You never stayed for too long when I wanted to play those games. While I could always catch you up, I would always lie and say they were only stupid pastimes for girls, building dens in the wood and climbed trees with you being the only thing real and right. In the end, the flowers I wore were always destroyed in our games, wilted and broken in the dirt where we forgot about them. Perhaps I never was one for such things, maybe I will always be one of the boys like you.
Somehow I was a better fighter when we started to learn the way of Andruil together. I don't know why, but I was. When we used to spar, you used to cheat. You would touch me and I would always yield, betrayed by my weakness. Did you love me, Tamlen? I never knew why you put distance between us then, why you would suffer my company so unwillingly.
It made me so angry, so hurt… But I knew, you see. I was better then you, and I'm sorry I rubbed it in your face, lethallin, I'm sorry. But it was all I had when you pushed me away, and you always did in the end.
So the third time I killed for you it was out of my hate. I took your glory as my own, and this time I claimed the spoils. And when we dragged the ineptly skinned pelt I butchered back to the camp, you stood by and let me take it as mine, despite your arrows bringing the animal down first.
I never knew why you did not say anything.
IV: The Forth Time
This part hurts the most, Tamlen. I cannot speak of it, so I write it down. The human I travel with gave me a rose and I threw it back in his face. What would I do with a rose? He thought I was some delicate thing, you see; too used to the flat-ears from the human cities, weak and insipid things with no life blood. How you would have laughed along with me, this shem who told me I was a flower.

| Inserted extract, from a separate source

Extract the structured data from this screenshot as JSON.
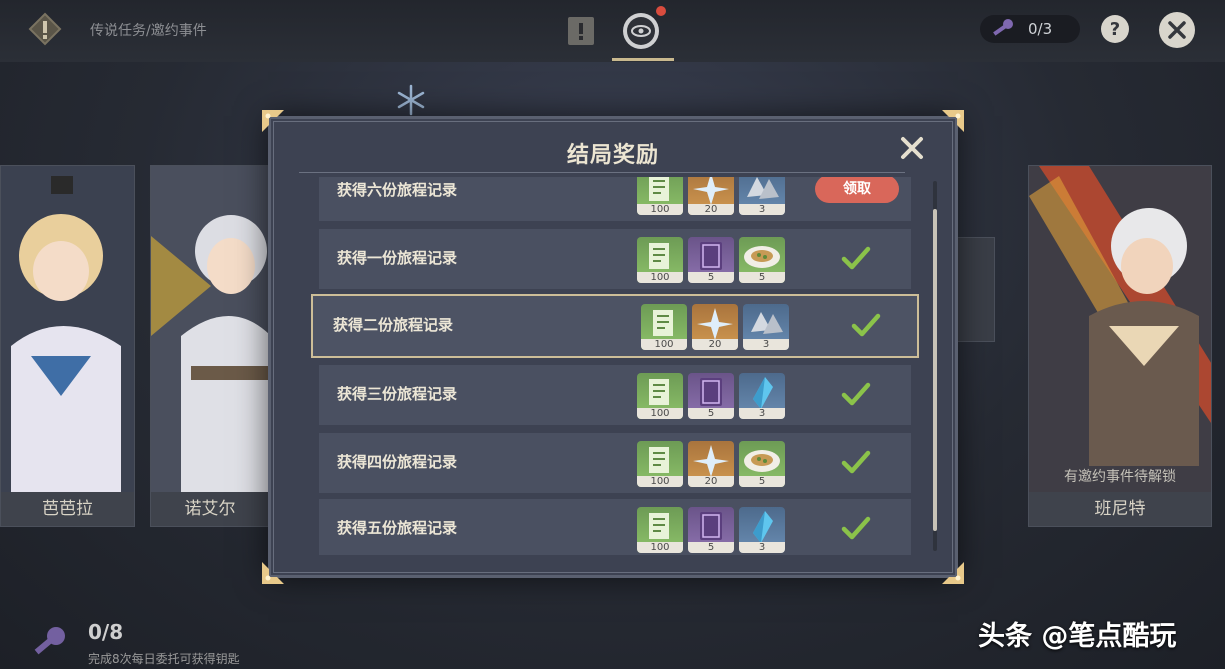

Do you remember the time we found the spring? We followed it all the way up as we found the pool. I thought it was warm enough that night to swim, and you called me a fool as I jumped into the water. I never was reckless enough for spur of the moment idiocy, but somehow that night with the kill still on my mind I wanted to do something. There had to be a part of those hours good enough for us to claim as our own, so the kill would not bring shame to the day of our initiation.
The man was a lone traveller. He reached for his weapons but our arrows found him in the night first. We left him there, not touching his things. We should have buried him, burnt him like the humans do to their kind. Instead we ran like frightened halla, startled by our own action.
We ran forever, the wind stinging the cuts left by the vallasin on my face still. We ended by that spring, and I wanted to claim it to be ours, a new source of water good enough to bring back to the clan to show we were not clumsy killers with our marks still wet on our faces.
It was freezing the water, of course it was. My hands were shaking and my teeth were chattering from the cold. Desperately I kissed you when you helped me out of the pool, and your hands found me. When you kissed me back I cried out then finally, lips hurting from the tattoo still.
You touched me, held me to you, and I wish I remembered everything we did, we said... I am angry now because I sometimes forget what you look like, and I want so hard to remember now. The shape of your cheekbones and the colour of your eyes are things I cannot recall vividly anymore. Sometimes you are a blur in my memories, and it hurts me badly.
I'm sorry that I am weak and that I am crying for you now. Please forgive me, Tamlen. I will kill again and again if it would bring you home to me.